Date: Feb 25, 2011
Hedge funds are leading an exodus from agricultural markets, slashing bullish bets in the U.S. from almost the highest levels on record after grain prices slumped, money managers said.
The 7.9 percent plunge in wheat since Feb. 18 and a decline in corn and soybeans means speculators probably kept cutting positions this week, said Nic Johnson, who helps manage about $30 billion in commodities at Pacific Investment Management Co. in Newport Beach, California. Speculators reduced bets on rising wheat prices by 23 percent in the week ended Feb. 15, Commodity Futures Trading Commission data show.
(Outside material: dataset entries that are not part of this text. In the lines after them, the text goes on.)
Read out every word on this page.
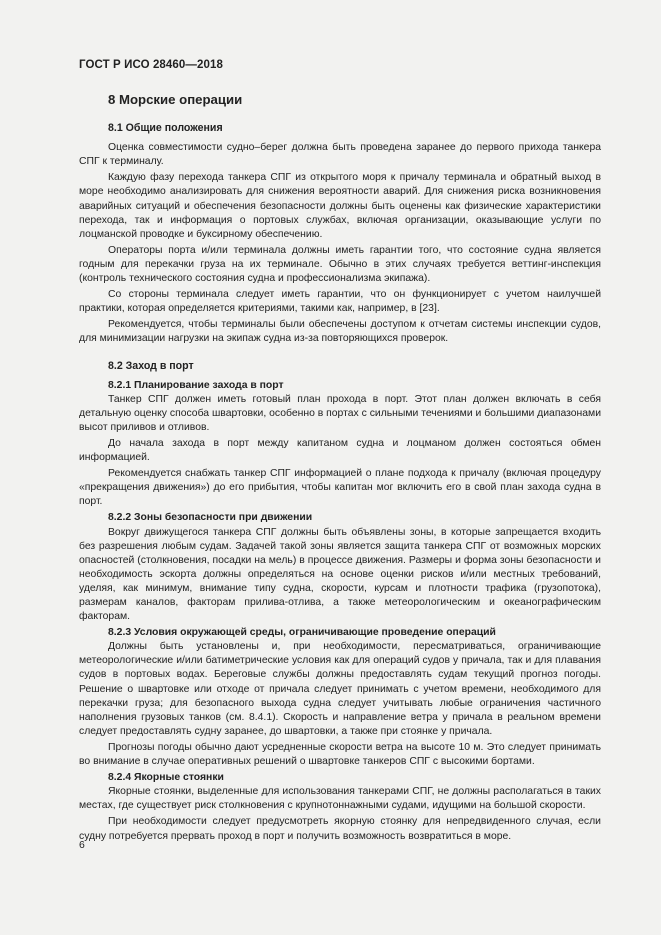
ГОСТ Р ИСО 28460—2018
8 Морские операции
8.1 Общие положения

Оценка совместимости судно–берег должна быть проведена заранее до первого прихода танкера СПГ к терминалу.

Каждую фазу перехода танкера СПГ из открытого моря к причалу терминала и обратный выход в море необходимо анализировать для снижения вероятности аварий. Для снижения риска возникновения аварийных ситуаций и обеспечения безопасности должны быть оценены как физические характеристики перехода, так и информация о портовых службах, включая организации, оказывающие услуги по лоцманской проводке и буксирному обеспечению.

Операторы порта и/или терминала должны иметь гарантии того, что состояние судна является годным для перекачки груза на их терминале. Обычно в этих случаях требуется веттинг-инспекция (контроль технического состояния судна и профессионализма экипажа).

Со стороны терминала следует иметь гарантии, что он функционирует с учетом наилучшей практики, которая определяется критериями, такими как, например, в [23].

Рекомендуется, чтобы терминалы были обеспечены доступом к отчетам системы инспекции судов, для минимизации нагрузки на экипаж судна из-за повторяющихся проверок.

8.2 Заход в порт
8.2.1 Планирование захода в порт

Танкер СПГ должен иметь готовый план прохода в порт. Этот план должен включать в себя детальную оценку способа швартовки, особенно в портах с сильными течениями и большими диапазонами высот приливов и отливов.

До начала захода в порт между капитаном судна и лоцманом должен состояться обмен информацией.

Рекомендуется снабжать танкер СПГ информацией о плане подхода к причалу (включая процедуру «прекращения движения») до его прибытия, чтобы капитан мог включить его в свой план захода судна в порт.

8.2.2 Зоны безопасности при движении

Вокруг движущегося танкера СПГ должны быть объявлены зоны, в которые запрещается входить без разрешения любым судам. Задачей такой зоны является защита танкера СПГ от возможных морских опасностей (столкновения, посадки на мель) в процессе движения. Размеры и форма зоны безопасности и необходимость эскорта должны определяться на основе оценки рисков и/или местных требований, уделяя, как минимум, внимание типу судна, скорости, курсам и плотности трафика (грузопотока), размерам каналов, факторам прилива-отлива, а также метеорологическим и океанографическим факторам.

8.2.3 Условия окружающей среды, ограничивающие проведение операций

Должны быть установлены и, при необходимости, пересматриваться, ограничивающие метеорологические и/или батиметрические условия как для операций судов у причала, так и для плавания судов в портовых водах. Береговые службы должны предоставлять судам текущий прогноз погоды. Решение о швартовке или отходе от причала следует принимать с учетом времени, необходимого для перекачки груза; для безопасного выхода судна следует учитывать любые ограничения частичного наполнения грузовых танков (см. 8.4.1). Скорость и направление ветра у причала в реальном времени следует предоставлять судну заранее, до швартовки, а также при стоянке у причала.

Прогнозы погоды обычно дают усредненные скорости ветра на высоте 10 м. Это следует принимать во внимание в случае оперативных решений о швартовке танкеров СПГ с высокими бортами.

8.2.4 Якорные стоянки

Якорные стоянки, выделенные для использования танкерами СПГ, не должны располагаться в таких местах, где существует риск столкновения с крупнотоннажными судами, идущими на большой скорости.

При необходимости следует предусмотреть якорную стоянку для непредвиденного случая, если судну потребуется прервать проход в порт и получить возможность возвратиться в море.

6
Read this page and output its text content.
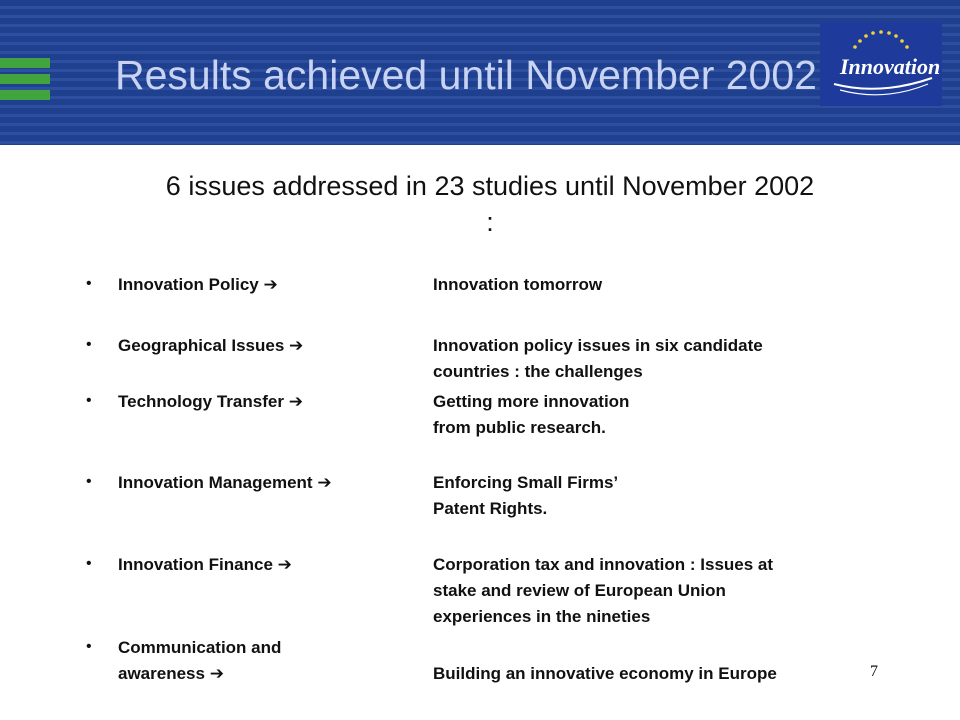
Results achieved until November 2002 Innovation
6 issues addressed in 23 studies until November 2002
:
• Innovation Policy ➔	Innovation tomorrow
• Geographical Issues ➔	Innovation policy issues in six candidate
countries : the challenges
• Technology Transfer ➔	Getting more innovation
from public research.
• Innovation Management ➔	Enforcing Small Firms’
Patent Rights.
• Innovation Finance ➔	Corporation tax and innovation : Issues at
stake and review of European Union
experiences in the nineties
• Communication and
awareness ➔	Building an innovative economy in Europe	7
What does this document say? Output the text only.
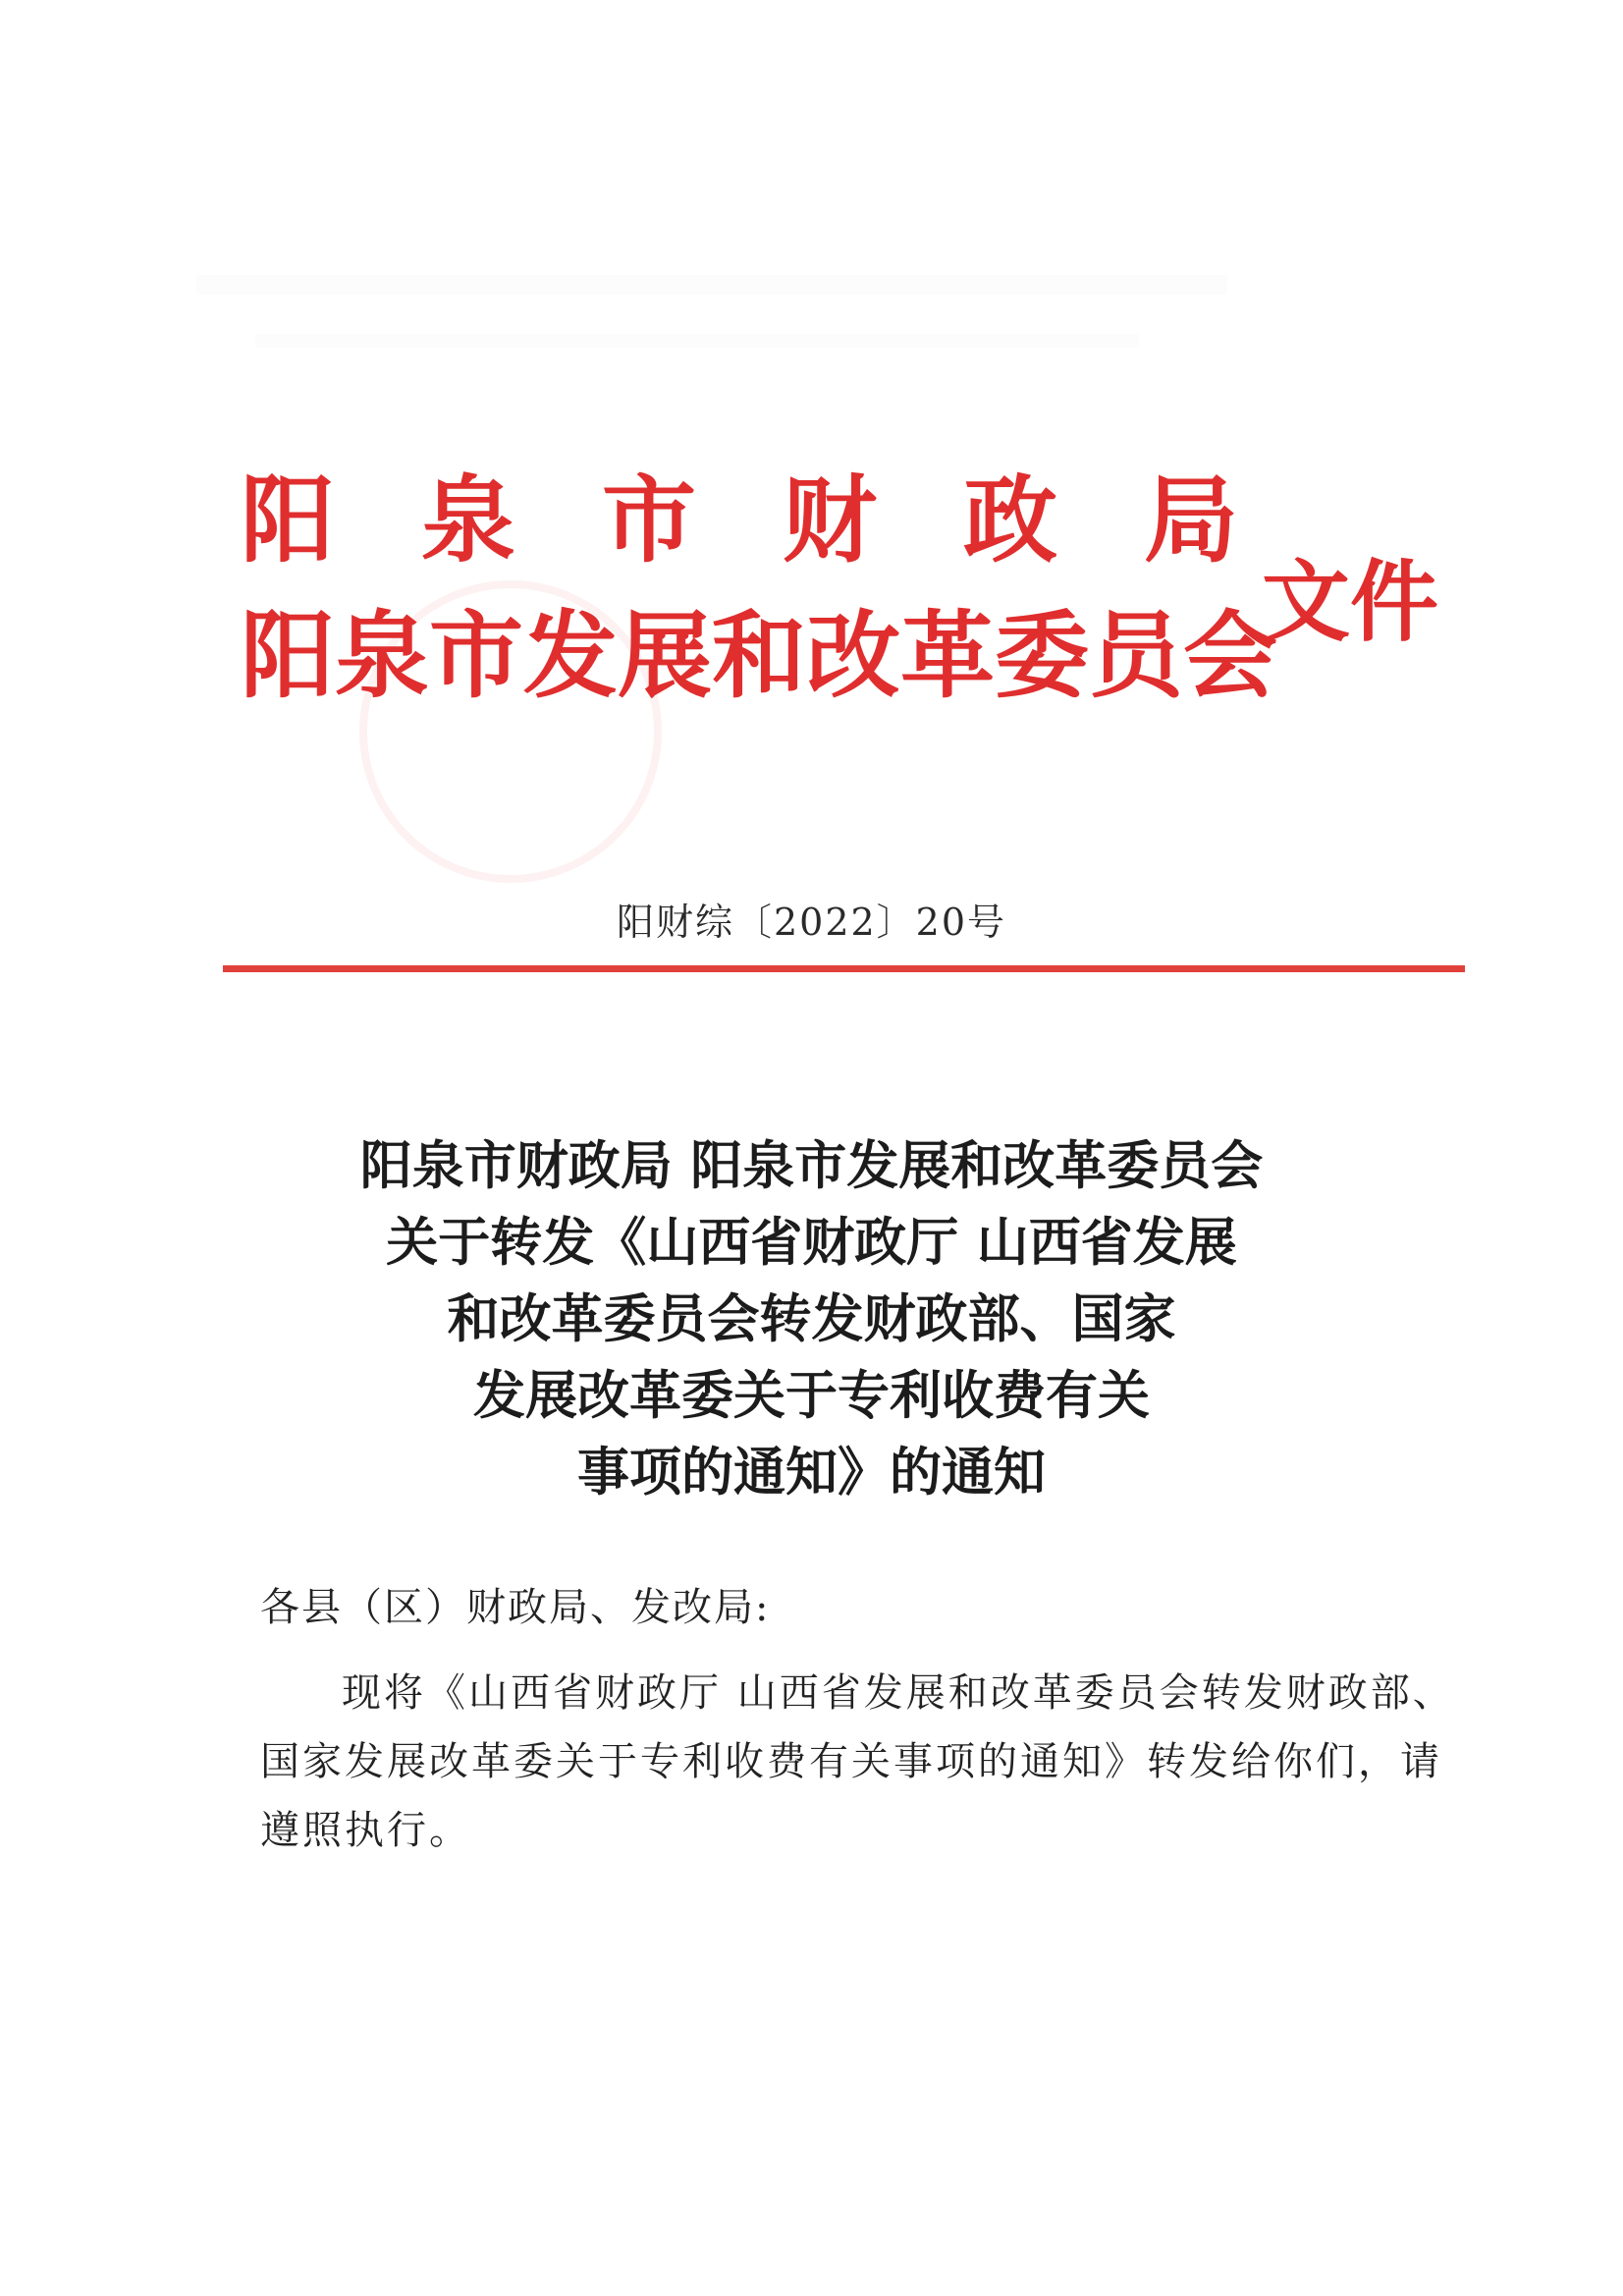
阳泉市财政局
阳泉市发展和改革委员会
文件
阳财综〔2022〕20号
阳泉市财政局 阳泉市发展和改革委员会
关于转发《山西省财政厅 山西省发展
和改革委员会转发财政部、国家
发展改革委关于专利收费有关
事项的通知》的通知
各县（区）财政局、发改局:
现将《山西省财政厅 山西省发展和改革委员会转发财政部、
国家发展改革委关于专利收费有关事项的通知》转发给你们，请
遵照执行。
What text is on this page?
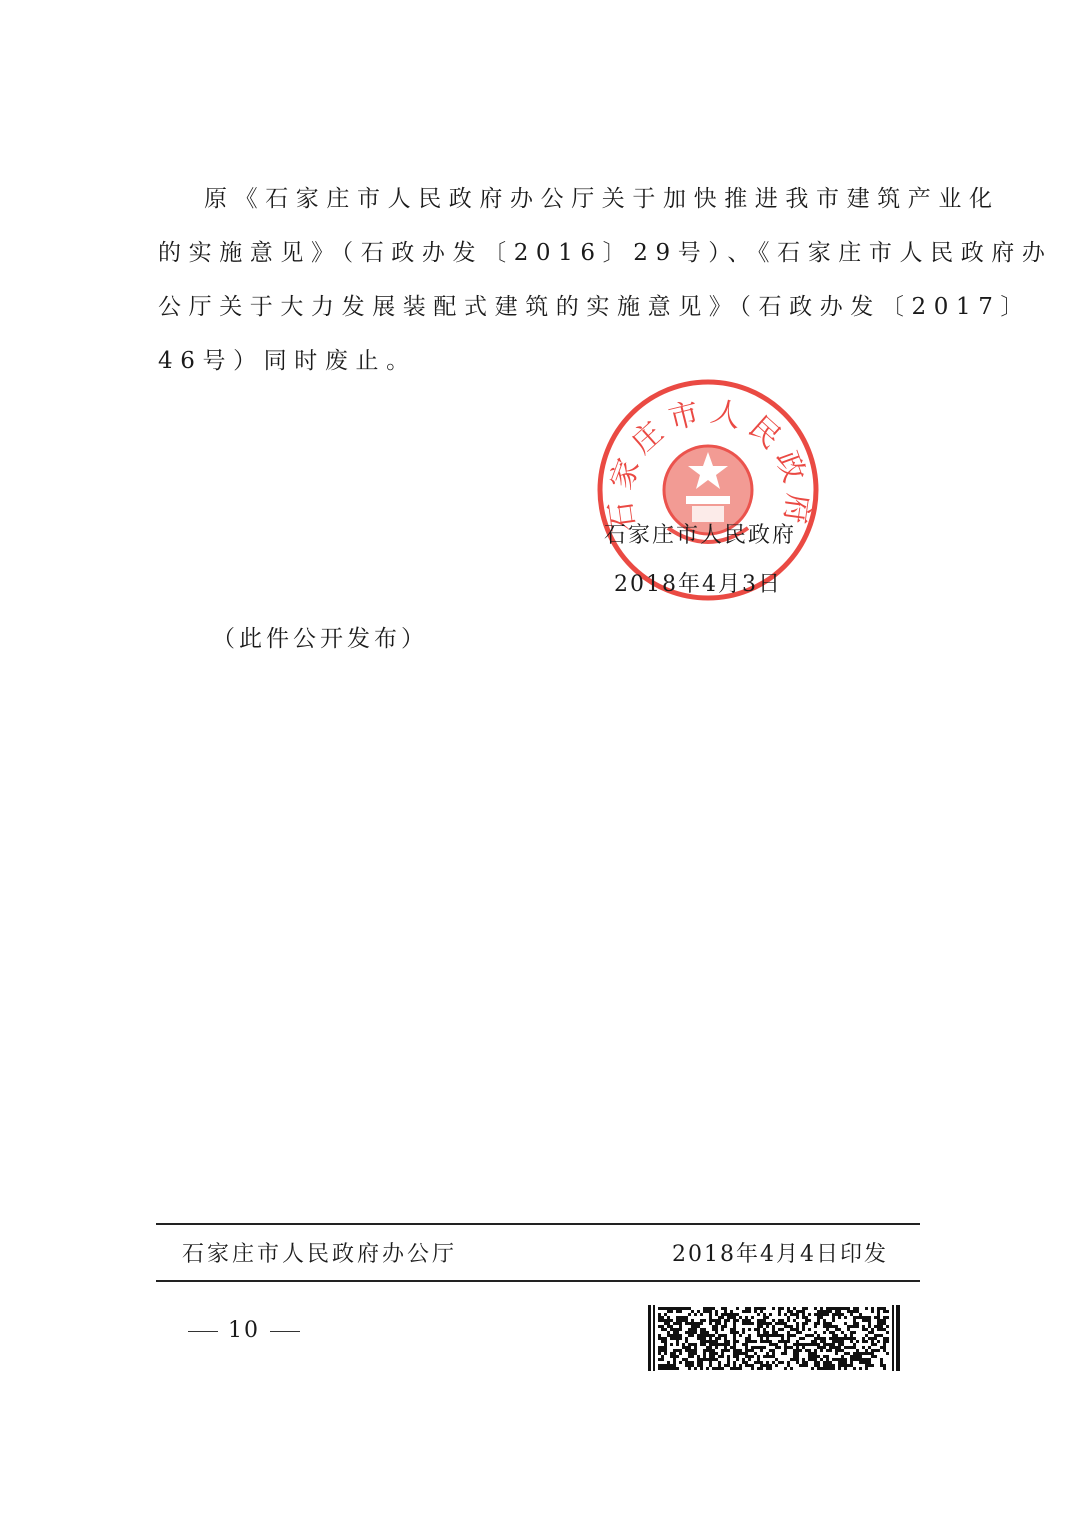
原《石家庄市人民政府办公厅关于加快推进我市建筑产业化
的实施意见》（石政办发〔2016〕29号）、《石家庄市人民政府办
公厅关于大力发展装配式建筑的实施意见》（石政办发〔2017〕
46号）同时废止。
石家庄市人民政府
石家庄市人民政府
2018年4月3日
（此件公开发布）
石家庄市人民政府办公厅	2018年4月4日印发
10
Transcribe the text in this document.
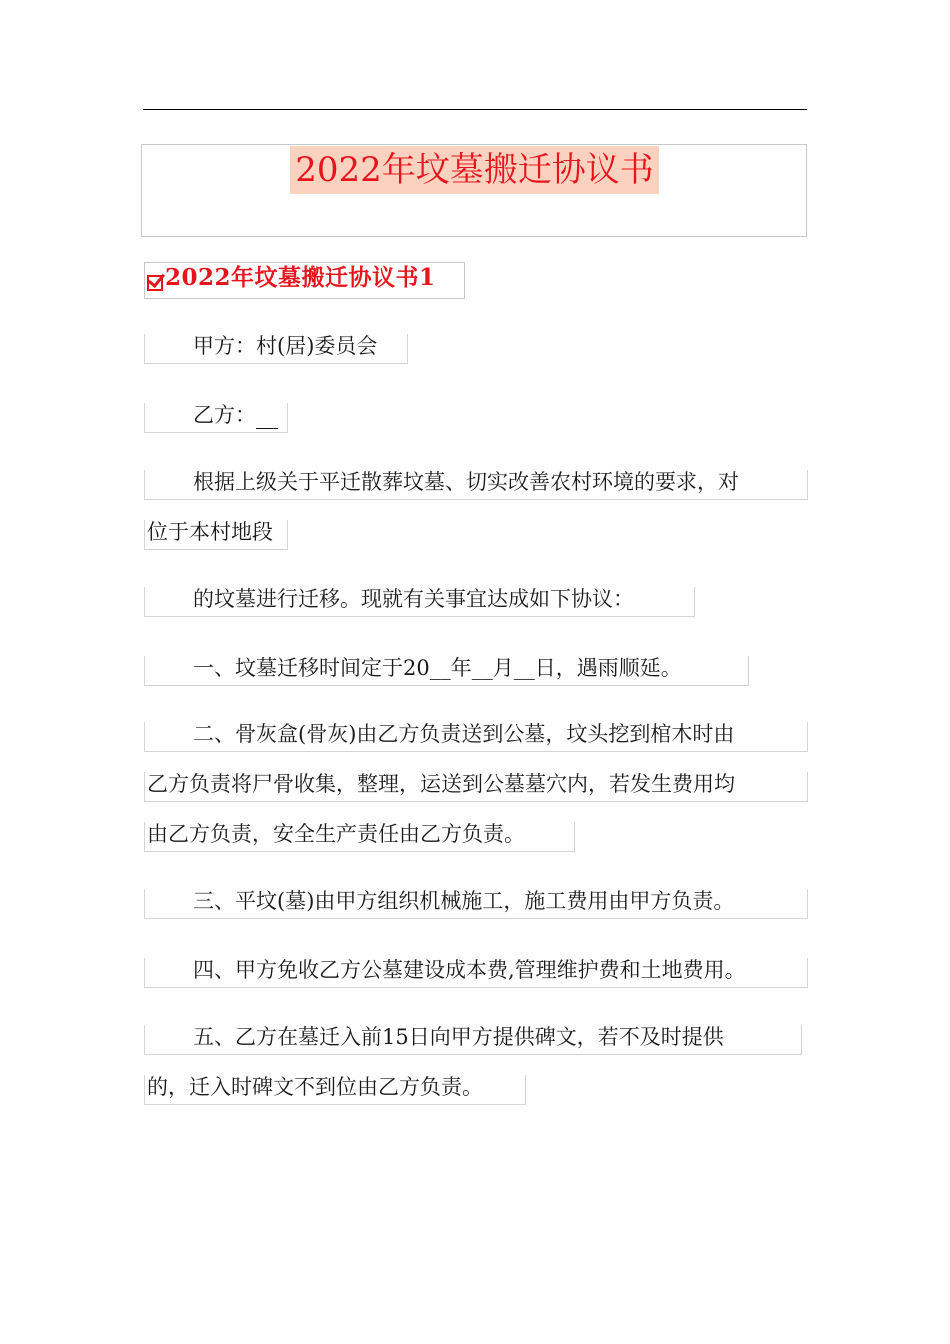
2022年坟墓搬迁协议书
2022年坟墓搬迁协议书1
甲方：村(居)委员会
乙方：
根据上级关于平迁散葬坟墓、切实改善农村环境的要求，对
位于本村地段
的坟墓进行迁移。现就有关事宜达成如下协议：
一、坟墓迁移时间定于20__年__月__日，遇雨顺延。
二、骨灰盒(骨灰)由乙方负责送到公墓，坟头挖到棺木时由
乙方负责将尸骨收集，整理，运送到公墓墓穴内，若发生费用均
由乙方负责，安全生产责任由乙方负责。
三、平坟(墓)由甲方组织机械施工，施工费用由甲方负责。
四、甲方免收乙方公墓建设成本费,管理维护费和土地费用。
五、乙方在墓迁入前15日向甲方提供碑文，若不及时提供
的，迁入时碑文不到位由乙方负责。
Bullish bets on soybeans fell 18 percent and those for corn slid 3.4 percent. [.....]. Agricultural “products had a great run, but now the opportunity appears to be in oil and gold,” said Walter “Bucky” Hellwig, who oversees $17 billion at BB&T Wealth Management in Birmingham, Alabama. “If I am the hedge fund manager, I’m getting killed on the long grain positions.”
My comment: it seems that what we are seeing now is an opportunistic shift to oil positions as Libya's production is frozen and uncertainty prevails on many fronts. This may well be sort lived, particularly as regards corn as US stock-to-use levels have reach a historically low point of 5%.